И Юзеф Трепа, отец Войтека, нынешнего убийцы, а также отец еще одного мальчонки, постарше Войтека, четырехлетнего Сташека, нынешнего Станислава Трепы, живущего в деревне близ западной границы, и отец только что родившейся Ядвиги, ныне фабричной работницы, живущей с внебрачной дочерью, несколько дней кряду бегал взад-вперед по этой узенькой тропинке в саду. В хлеву сгущалась тяжелая, почти осязаемая тоска, а в доме младенец сучил ножками и улыбался бессмысленной и потому жестокой улыбкой.

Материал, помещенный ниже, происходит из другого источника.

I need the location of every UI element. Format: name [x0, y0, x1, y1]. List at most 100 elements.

Так появление на свет Ядвиги было отмечено событием, которое означало гораздо больше, чем просто рождение ребенка: гибелью коровы Юзефа Трепы. И в деревне будут помнить этот день не потому, что у Юзефа Трепы родилась дочь, а потому, что пала его рыжая корова. Долго крестьяне будут вести счет дням и определять время по тем датам, когда пала чья-то корова или случился пожар. Но корова еще не пала, хотя голова ее низко опущена и задние ноги дрожат. Передние пока твердо упираются в землю, а задние дрожат, словно струны, которые рванула чья-то сильная рука. Если бы задние так же твердо упирались в землю, была бы надежда, но они дрожат – и надежды нет. Надежды нет, и корова падет. Дни в ту пору стояли погожие; но это не имеет значения, когда нет надежды. И все-таки, если выйдешь из хлева, где вот-вот должна пасть твоя единственная корова, то почувствуешь, как спину пригревает солнце, ибо нервы твои станут тогда особенно чувствительны к малейшему прикосновению; и может случиться, ты улыбнешься при мысли, что тебе так мало надо, и, вероятно, даже станешь подтрунивать над собой.